Aehnlich dem einzelnen Hause hatte auch die ganze Gemeinde gewisse Rechte im Burgfrieden. So durfte ein Fremder, der Grundstücke im Oeder Burgfrieden besaß, nur das "fexnen", was er mit der "drischel" (Dreschflegel) gewinnen konnte, Heu, Stroh und Grummet mußten aber im Burgfrieden bleiben. Oefters wurden die Grenzen des Burgfriedens, also des Gemeindegebietes, vom Richter, Rat und von jungen Bürgersöhnen begangen, wobei die Jungen durch Ohrfeigen alle wichtigen Stellen bedeutsamst eingeprägt erhielten! Wir lesen vom 14. September 1606 eine Beschreibung des Amstettner Burgfriedens, der folgenden Verlauf hatte (etwas gekürzt berichtet): "von der Ybbsbrucken neben dem mihlpach auf der untern widen hinab bis an die Ybbs, neben dem wasser bis an das ent des Lederpaches, volgent dem pach aufwerts zum prückel, verrer (weiter) aufwerts bis zu dem steeg bei des Ambroß pecken (Bäcker) garten, dann um das Pütlshies hauß in die lantstrassen, neben dem zaun an der rechten seiten bis auf die Schiemingwiesen, an dem graben gegen dem gattern zwischen dem Pyrach und Khrautberg, von dem gattern in den Alten graben hinab bis an den Khüesteeg bei der obern widen, zu dem stigl des Wolfen Machleuthners hauß auf das mihlpachbrückl bis zu derYbbsbrucken, daselbst sich unser burkfridt schleussen thuet."

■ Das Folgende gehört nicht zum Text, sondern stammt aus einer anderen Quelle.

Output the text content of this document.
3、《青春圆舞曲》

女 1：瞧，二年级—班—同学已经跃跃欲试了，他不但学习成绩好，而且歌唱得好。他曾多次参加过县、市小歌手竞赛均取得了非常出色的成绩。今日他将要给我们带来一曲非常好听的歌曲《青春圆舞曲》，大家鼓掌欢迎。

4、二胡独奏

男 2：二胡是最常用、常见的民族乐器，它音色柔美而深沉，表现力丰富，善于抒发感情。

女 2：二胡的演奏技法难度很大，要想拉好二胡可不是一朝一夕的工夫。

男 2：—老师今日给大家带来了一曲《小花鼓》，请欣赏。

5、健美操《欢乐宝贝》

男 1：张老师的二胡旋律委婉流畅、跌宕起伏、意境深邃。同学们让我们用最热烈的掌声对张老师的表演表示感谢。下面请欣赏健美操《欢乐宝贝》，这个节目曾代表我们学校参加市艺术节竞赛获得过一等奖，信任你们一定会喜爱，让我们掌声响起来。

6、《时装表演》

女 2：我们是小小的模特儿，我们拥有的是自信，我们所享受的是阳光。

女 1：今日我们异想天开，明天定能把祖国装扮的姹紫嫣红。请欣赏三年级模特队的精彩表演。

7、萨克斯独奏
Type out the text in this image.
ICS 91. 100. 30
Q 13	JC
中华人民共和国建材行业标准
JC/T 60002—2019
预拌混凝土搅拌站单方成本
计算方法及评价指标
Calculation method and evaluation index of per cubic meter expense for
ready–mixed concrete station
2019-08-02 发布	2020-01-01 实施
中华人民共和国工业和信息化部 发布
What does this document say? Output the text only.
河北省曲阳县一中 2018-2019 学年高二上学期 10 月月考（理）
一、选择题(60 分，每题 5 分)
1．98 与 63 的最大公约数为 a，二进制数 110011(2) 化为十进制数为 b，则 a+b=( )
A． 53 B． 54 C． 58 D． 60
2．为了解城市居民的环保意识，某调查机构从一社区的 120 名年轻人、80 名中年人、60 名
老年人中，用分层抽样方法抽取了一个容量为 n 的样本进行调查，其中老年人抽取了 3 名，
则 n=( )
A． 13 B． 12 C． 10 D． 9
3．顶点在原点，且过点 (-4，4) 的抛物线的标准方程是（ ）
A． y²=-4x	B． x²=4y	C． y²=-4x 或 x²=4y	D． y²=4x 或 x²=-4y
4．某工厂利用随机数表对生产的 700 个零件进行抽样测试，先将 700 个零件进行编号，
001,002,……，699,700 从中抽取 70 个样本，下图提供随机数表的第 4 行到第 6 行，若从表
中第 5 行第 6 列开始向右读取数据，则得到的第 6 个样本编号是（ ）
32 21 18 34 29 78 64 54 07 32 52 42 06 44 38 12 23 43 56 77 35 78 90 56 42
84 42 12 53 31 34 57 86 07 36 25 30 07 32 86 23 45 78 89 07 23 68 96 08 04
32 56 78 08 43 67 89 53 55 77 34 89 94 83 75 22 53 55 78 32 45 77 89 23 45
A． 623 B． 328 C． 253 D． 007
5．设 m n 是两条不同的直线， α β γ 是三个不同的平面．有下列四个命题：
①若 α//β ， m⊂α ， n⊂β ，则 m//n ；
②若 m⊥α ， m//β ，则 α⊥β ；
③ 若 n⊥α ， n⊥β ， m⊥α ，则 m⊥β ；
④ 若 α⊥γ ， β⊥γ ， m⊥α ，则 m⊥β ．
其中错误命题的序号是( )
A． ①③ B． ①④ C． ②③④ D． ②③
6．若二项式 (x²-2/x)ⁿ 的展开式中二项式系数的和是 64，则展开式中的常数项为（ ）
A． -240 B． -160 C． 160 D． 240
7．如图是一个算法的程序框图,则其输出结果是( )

Ungemein aufschlußreich im Hinblick auf die damalige Schreibweise der Ortsnamen ist die Beschreibung der Landgerichtsgrenzen aus dem "Pannthaidung bey der Herrschaft Seißenegg de Anno 1413". Uebrigens ist dieses älteste Weistum des Kreises Amstetten noch nicht veröffentlicht, ich verdanke dessen Abschrift meinem Kameraden Alexander Albrecht und dem Entgegenkommen der Gutsherrschaft Seisenegg: "Hienach ist vermerckhlt das Landtgericht zu Seyßenegg, die March und Örtter, wie weit es gehet. Nämblichen wie es herr Wolfgang von Meyleßdorf vor vierzig jaren, sein Vatter vor Sechzig jaren und Anndere pfleger vil gebraucht und gehandlet haben:

Item von erst gehördt daß Landtgericht gen Seyßenegg biß an das pächl, das man nent die Gräßniz, das da rint unterhalb des plindenmarckht beim khalhofen und nach dem pachlein ab biß mitten in die Ybbß unnd nach dem pachlein wider auf biß durch das Pannholz unnd von dan biß an den hoff, den man nent den hamathof, unnd von dem hamathof, gerechnet den Freinstein, biß auf die bruckhen bei der padtstuben und von derselbigen Prukhen gerechen ober den perg auf biß auf ain guet, daß da haist der Turneckh, von demselben guet gerechen ab biß mitten in die Donau und Donau auf biß gen Ardagger mitten in Marckht mitten in die strassen, die durch den Marckht außgeet. Unnd die unter zeil mit sambt halber Straßen gehört das lanndtgericht gen Seyßenegg und die ober zeil gehört gen Walsee. Also ist es je und je von Alter her gebraucht und gehaltten. Unnd zu negst vor dem Marckht Ardagger steet ain Stainen khreuz, da hebt sich das landtgericht wider an und geet ober den pach niderhalb der khochmul und dann auf das guett zum hanßen Pernbach und von dan biß auf das guett zum Anderl beim Pach und nach dem graben hinauf biß auf das guett, genant am Sudersgraben und von dann auf die Straß von Ambstetten biß zum khreuz auf der höch alß man Zeillarn siecht. Unnd vom khreuz auf Puchßhoffen von Puchßhoffen der straß nach auf der höch auf Ödt im heyperg biß zu dem khreuz und auf die Straßen, die von Zeillern gen Elling geet, unnd der Straßen nach gen Elling biß an das Pächl zu Elling und von dem Pächl mitten in die Url und was enhalh der Url ist, das Dorf Maur mit all seinen gründten, das Dorf Mairhofen mit all sein gründten biß auf die Straßen, die von Aspach geet ober die haydt gen Ambstetten und nach der Straßen ab biß auf den gattern, der bei der Url steht, beim steeg biß hinauf an das Purckholz geet die March auf ain hoffstatt genandt Mestelreuth und von dann in den Sparbersbach biß zu der Ranßleutten und von mitten in die Ybbß und nach der Ybbß ab biß wiederumb in die Gräßniz.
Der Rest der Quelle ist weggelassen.